解雇226 度重なる無断欠勤を理由とする懲戒解雇の有効性(労務管理・顧問弁護士@静岡)

おはようございます。 今週も一週間がんばりましょう。

今日は、度重なる無断欠勤を理由になされた懲戒免職処分の取消請求に関する裁判例を見てみましょう。

札幌市・市教委(市立中学校教諭)事件(札幌高裁平成28年9月29日・労判1148号17頁)

【事案の概要】

本件は、地方公共団体であるY市において中学校教諭の地位にあったXが、札幌市教育委員会がXに対して平成21年4月30日付けでした懲戒免職処分は、地方公務員法29条1項に反し、又は裁量権を逸脱若しくは濫用した違法があると主張して、同処分の取消しを求める事案である。

原審は、Xには法29条1項各号該当事由があり、また、本件処分をしたことにつき札幌市教育委員会に裁量権の逸脱又は濫用があったとはいえないから、同処分は適法であるとして、Xの請求を棄却したところ、これを不服としてXが本件控訴をした。

【裁判所の判断】

控訴棄却

【判例のポイント】

1 ・・・これらの事情を総合とすると、札幌市教育委員会は、本件処分に至るまでの間、病気休職や病気休暇の取得、無断欠勤を繰り返すXに対し、長期間にわたって継続的に、復職や継続的な職務遂行ができるように可能な限りの配慮や指導等の対応をしてきたものといえるのであって、本件処分をした平成21年4月の時点において、Xについて、なお休職等の処分をし、その後の様子をみるなどの対応をすべき状況にはなかったといえる。そうすると、本件処分をするに至るまでの札幌市教育委員会の対応が、Xに対する配慮を欠く不適切なものであったということはできない。

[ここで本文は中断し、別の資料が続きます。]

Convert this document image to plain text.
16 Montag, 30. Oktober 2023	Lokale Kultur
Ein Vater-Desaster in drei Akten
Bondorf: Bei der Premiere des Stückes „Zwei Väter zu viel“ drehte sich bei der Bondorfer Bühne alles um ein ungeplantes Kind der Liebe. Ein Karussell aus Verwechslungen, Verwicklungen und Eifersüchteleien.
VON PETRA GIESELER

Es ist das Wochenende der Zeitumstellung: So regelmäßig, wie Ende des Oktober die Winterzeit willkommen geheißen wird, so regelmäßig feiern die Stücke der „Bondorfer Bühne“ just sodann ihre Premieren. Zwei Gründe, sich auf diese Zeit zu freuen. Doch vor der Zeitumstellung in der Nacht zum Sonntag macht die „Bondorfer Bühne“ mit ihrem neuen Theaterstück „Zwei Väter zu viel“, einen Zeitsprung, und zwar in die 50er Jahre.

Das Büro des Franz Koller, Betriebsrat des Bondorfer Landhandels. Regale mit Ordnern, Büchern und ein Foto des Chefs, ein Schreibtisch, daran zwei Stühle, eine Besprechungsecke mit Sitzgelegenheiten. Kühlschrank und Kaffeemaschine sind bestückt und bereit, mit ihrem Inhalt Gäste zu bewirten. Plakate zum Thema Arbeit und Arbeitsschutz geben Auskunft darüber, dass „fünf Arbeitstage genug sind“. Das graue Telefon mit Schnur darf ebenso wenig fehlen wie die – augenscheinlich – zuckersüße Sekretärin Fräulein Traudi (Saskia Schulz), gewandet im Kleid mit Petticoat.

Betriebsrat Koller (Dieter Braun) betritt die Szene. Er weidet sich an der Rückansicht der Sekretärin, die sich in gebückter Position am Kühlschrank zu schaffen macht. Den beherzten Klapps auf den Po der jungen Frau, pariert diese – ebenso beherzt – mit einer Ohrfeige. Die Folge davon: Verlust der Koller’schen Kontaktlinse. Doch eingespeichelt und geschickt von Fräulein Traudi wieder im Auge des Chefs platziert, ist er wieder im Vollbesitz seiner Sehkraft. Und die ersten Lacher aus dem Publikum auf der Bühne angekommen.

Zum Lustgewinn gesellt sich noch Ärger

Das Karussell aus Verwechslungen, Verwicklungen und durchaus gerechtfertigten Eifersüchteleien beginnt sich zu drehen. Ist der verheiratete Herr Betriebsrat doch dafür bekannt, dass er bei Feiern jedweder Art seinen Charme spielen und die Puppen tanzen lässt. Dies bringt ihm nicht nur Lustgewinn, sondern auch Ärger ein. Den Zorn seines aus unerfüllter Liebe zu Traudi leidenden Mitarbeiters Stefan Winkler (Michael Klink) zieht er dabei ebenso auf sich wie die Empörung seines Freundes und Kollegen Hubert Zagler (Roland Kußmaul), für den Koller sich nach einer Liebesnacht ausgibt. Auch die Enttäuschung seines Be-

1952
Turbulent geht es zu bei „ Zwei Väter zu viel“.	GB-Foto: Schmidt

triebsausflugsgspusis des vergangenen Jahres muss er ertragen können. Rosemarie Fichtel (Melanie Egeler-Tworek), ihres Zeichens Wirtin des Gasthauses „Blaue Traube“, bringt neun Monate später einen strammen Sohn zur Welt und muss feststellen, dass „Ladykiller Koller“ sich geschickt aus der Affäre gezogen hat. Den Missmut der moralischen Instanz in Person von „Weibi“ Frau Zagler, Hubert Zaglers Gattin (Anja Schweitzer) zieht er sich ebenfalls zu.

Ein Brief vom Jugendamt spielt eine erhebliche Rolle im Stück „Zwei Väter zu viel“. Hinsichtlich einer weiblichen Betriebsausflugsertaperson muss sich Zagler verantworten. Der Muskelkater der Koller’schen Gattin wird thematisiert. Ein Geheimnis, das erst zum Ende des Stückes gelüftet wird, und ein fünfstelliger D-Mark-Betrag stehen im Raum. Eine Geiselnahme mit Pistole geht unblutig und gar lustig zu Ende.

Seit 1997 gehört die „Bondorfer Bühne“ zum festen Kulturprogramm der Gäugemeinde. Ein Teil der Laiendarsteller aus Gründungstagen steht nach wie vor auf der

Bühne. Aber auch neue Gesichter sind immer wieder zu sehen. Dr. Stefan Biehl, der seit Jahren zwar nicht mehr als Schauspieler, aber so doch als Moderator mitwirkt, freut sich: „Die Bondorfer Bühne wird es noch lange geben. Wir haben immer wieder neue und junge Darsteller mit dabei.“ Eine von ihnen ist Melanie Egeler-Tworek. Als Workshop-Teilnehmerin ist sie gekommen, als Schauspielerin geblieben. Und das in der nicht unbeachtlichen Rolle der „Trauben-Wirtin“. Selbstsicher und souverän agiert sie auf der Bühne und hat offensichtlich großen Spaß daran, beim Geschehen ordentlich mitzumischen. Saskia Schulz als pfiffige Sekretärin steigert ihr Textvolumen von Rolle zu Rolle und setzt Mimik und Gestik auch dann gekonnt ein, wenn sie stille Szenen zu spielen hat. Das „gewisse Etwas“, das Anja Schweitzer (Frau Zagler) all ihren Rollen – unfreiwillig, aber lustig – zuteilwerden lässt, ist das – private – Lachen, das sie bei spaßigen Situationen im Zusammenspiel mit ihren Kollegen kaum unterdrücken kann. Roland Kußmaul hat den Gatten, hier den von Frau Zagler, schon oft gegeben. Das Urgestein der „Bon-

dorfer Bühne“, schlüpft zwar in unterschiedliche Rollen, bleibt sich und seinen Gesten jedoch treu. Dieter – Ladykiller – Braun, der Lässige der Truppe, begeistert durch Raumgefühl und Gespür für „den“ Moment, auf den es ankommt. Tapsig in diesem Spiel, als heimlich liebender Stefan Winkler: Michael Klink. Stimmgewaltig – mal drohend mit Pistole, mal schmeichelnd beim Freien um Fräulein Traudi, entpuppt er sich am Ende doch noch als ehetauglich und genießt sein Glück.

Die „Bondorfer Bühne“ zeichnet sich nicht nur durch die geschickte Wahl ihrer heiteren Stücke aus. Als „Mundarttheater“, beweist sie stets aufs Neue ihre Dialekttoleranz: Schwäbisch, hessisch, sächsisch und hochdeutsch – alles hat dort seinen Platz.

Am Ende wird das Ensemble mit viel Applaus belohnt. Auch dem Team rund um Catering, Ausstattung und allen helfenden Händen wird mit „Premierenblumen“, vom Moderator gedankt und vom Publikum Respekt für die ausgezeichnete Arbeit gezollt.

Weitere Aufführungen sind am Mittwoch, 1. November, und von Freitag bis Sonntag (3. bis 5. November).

2 教員の無断欠勤は、授業その他の校務に大きな影響を及ぼすものであり、また、生徒及びその保護者の学校に対する信頼を大きく損なうものであることからすれば、それ自体が重大な非違行為に当たることは明らかである。本件においても、本件無断欠勤により、本件学校において現実に学校運営上の支障が生じたものであるほか、札幌市教育委員会においても非常勤講師等を採用するなどの特別な措置が必要となり、また、生徒の保護者等からも苦情が寄せられるなど、様々な重大な影響が生じたといえる。そして、Xは、かかる重大な非違行為である無断欠勤を、長期間にわたって何度も繰り返したものであり、非難すべき程度は極めて強いというべきである
・・・そして、札幌市教育委員会は、上記のとおり、Xに対して長期間にわたって継続的に可能な限りの配慮や指導等の対応をしてきたにもかかわらず、Xが無断欠勤を繰り返したことから、2度の事情聴取を行い、本件無断欠勤に関するXの言い分等を確認した上で、Xに対して懲戒処分を科すことを決定し、また、以前に科された停職処分よりも重い免職処分を選択したものである。
これらの事情を総合すると、Xが抑鬱状態等にあったことを考慮しても、札幌市教育委員会が、Xに対して懲戒処分を科すことを決定し、また、処分内容として免職を選択したことが、社会観念上著しく妥当を欠き、裁量権の範囲を逸脱しこれを濫用したものと認めることはできない。

常識的に考えてこれ以外の結論はないと思います。

もっとも、たまに「え、これでも解雇無効なの?」という判断が出されるのもまた事実です。

今回は妥当な判断だと思います。

解雇を選択する前には必ず顧問弁護士に相談の上、慎重かつ適切に対応することが肝心です。決して、素人判断で進めないようにしましょう。